Woordenboek van Populair Taalgebruik

Marc De Coster (2020-2024)

Gepubliceerd op 04-07-2023

aan de dunne zijn

betekenis & definitie

1) (18e eeuw) (inf.) diarree hebben. O.a. in het 'Woordenboek van de Brabantse dialecten' (1979). Buikloop noemde men een paar eeuwen geleden 'dunneschijt'. Medici en verpleegsters gebruiken de term 'dunne def'. Vgl. Duits slang: 'die Dünne; der Flotte; die Schwarzen.'

• 's Avonds zieker; de ooren koud; aan de dunne doch bruine Loop. ... (Verhandelingen, Deel 6 Door Hollandsche maatschappij der wetenschappen. 1762)
• Hij is an de dunne, hij heeft diarrhee. – Hij is van de dunne, hij is gierig. (G.J. Boekenoogen en K. Woudt: De Zaanse volkstaal. 1821-1971. Aanvullingen)
• de dunne: diarree, Laurel. (Piet Grijs: Blijf met je fikken van de luizepoten af. 1972)
• Bob gaat galant een kopje thee voor haar inschenken.
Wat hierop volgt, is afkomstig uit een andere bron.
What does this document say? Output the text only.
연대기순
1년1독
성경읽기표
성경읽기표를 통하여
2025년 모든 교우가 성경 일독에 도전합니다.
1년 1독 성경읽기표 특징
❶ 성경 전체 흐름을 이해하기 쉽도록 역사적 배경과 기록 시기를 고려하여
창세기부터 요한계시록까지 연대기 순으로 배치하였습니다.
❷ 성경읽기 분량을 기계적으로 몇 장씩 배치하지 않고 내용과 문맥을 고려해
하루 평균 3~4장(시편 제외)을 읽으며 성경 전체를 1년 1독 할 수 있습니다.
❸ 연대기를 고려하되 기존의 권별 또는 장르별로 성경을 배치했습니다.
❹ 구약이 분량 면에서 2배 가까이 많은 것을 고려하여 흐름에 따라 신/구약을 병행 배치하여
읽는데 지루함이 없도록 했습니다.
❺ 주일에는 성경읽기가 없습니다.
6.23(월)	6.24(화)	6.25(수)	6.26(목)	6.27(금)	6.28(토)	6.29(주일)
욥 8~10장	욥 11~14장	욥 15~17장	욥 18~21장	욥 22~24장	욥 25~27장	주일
Zonder suiker, want ze heeft nog steeds de dunne. (Jan Wolkers: De kus, 1977)
• Soms is men aan den dunne, aan den afgangk, aan de schrijverij of schijterij. (Jack De Graef: Het Groot Woorden- en Liedjesboek over het Antwerps dialekt. Vierde aangevulde druk. 1981)
• Hoewel er collega's bij waren die onder andere voetproblemen hadden - er was er zelfs één die doodziek genoemd kon worden. Hij was namelijk `aan de dunne' - wilde niemand onze commandant teleurstellen en dus deelden wij mee dat wij ons in een prima fysieke toestand konden verheugen. (Frans Kwantes en Fred Hollinga: Géén paniek. Het hart in het blauwe pak, 1983)
• Zegsw. an de dunne weze, dun schijten, diarree hebben. (J. Pannekeet: Westfries woordenboek. 1984)
• Hij zit met de dunne. (H. Mullebrouck: Vlaamse volkstaal. 1984)
• On d'n dunne zén. Aan de dunne zijn. Diarree hebben, (ook wordt gezegd on de spoerts of sjoerts, on de spel.) (Cor & Jos Swanenberg: Bij wijze van spreuken. Brabantse spreuken vergaard en verklaard. 2008)
• Een optelsom die zich wel liet raden en een uitkomst had waar Sinterklaas vrijwel acuut van aan de dunne raakte. (Pepijn Lanen: Sjeumig. 2013)
• Tja, ook ik ben wel eens aan de dunne. (Peter Buwalda: Suzy vindt van niet. 2014)
• Het spel werd hervat bij het ingaan van de tiende ronde en in de vijf kwartier dat daarna nog werd gespeeld zag ik kans mijn reeds eerder vermelde record te vestigen, dat – naar Jan G. ons in zijn feestrede meedeelde – tot dan toe had gestaan op naam van Gerard R., die het nog maar een paar weken tevoren op elf had weten te brengen en zich daarbij zo had opgewonden dat hij gedurende enkele dagen aan de dunne was geraakt; hoewel dit euvel bij broodtoepers wel vaker scheen voor te komen. (L.H. Wiener: De verhalen. 2015)
• ‘Ja, hij moest poepen en is aan de dunne.’ antwoord ik. (Co Pee: Afhaalchinees. 2016)
• ‘Aan de dunne, Fraanske?’ En weer lachen met z’n allen. (P.F. Thomése: Ik, J. Kessels. 2018)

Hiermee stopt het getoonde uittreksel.